Saturday, August 27, 2011

A classic no brainer!

Good Day Readers:

Positions in the federal public service a lot lower than a Justice on the Supreme Court of Canada are designated bilingual so why not them?

Sincerely,
Clare L. Pieuk
_______________________________________________________

Barreau du Québec insists SCC judges be bilingual

Written by Heather Gardiner
Thursday, August 25, 2011

With the upcoming vacancies at the Supreme Court of Canada, the Barreau du Québec insists the incoming judges be bilingual. Bilingualism is ‘an essential requirement’ for Supreme Court judges says Barreau du Québec’s Claude Provencher.

With justices Ian Binnie, 72, and Louise Charron, 60, stepping down from the top court at the end of the month, there is much talk about who the federal government will select to fill their spots.

Whomever is chosen, the Barreau du Québec is pushing for them to be bilingual.

Claude Provencher, executive director of the Barreau, says Canadian citizens have the constitutional right to be heard by a judge in one of Canada’s two official languages.

“[It’s not] an issue of French versus English, [it’s] an issue of the right to be heard in your first language and the official language of your choice when you go to court,” Provencher tells Legal Feeds.

The Barreau du Québec supported NDP MP Yvon Godin’s proposed bill C-232 to require Supreme Court judges to be bilingual, but it died after the election was called.

Provencher says until there is legislation requiring it, it should be common practice to appoint bilingual judges to the SCC. This has often been the case with a recent exception of Prime Minister Stephen Harper’s appointment of Justice Marshall Rothstein in 2006, who is unilingual.

“We don’t ask judges to know foreign languages, we ask them to know English and to know French, they are our two official languages. It should not be considered as an asset, it’s an essential requirement,” says Provencher.

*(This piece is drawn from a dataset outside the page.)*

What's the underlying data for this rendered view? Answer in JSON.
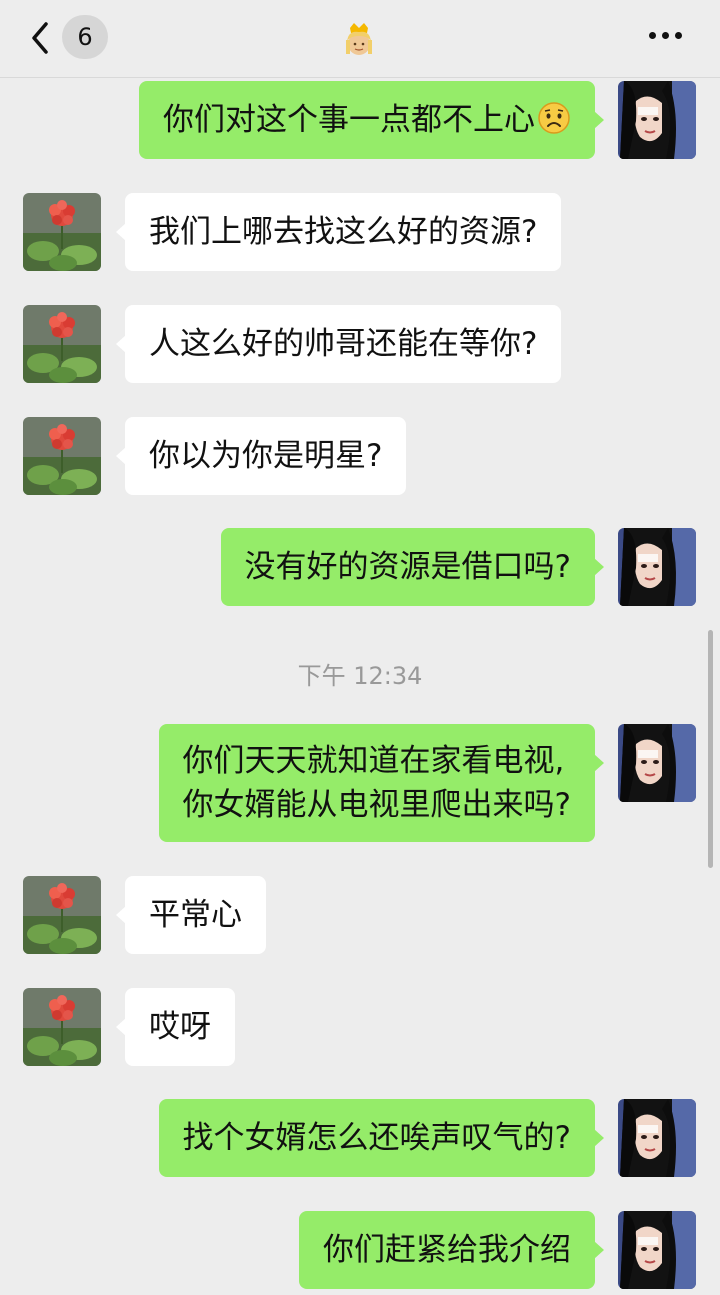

He adds that court interpreters are not a sufficient solution. “It has been shown that there is a lot of inaccurate translation.”

Not only is it a legal matter, he says, but it’s also important for for judges to be knowledgeable about society.“How can you really know about the English society or the French society if you have no real access to the media, television, [or] you cannot really have real conversations in the other official language if your knowledge of the French or the Quebec society is through what you read in The Globe and Mail — is it really accurate?”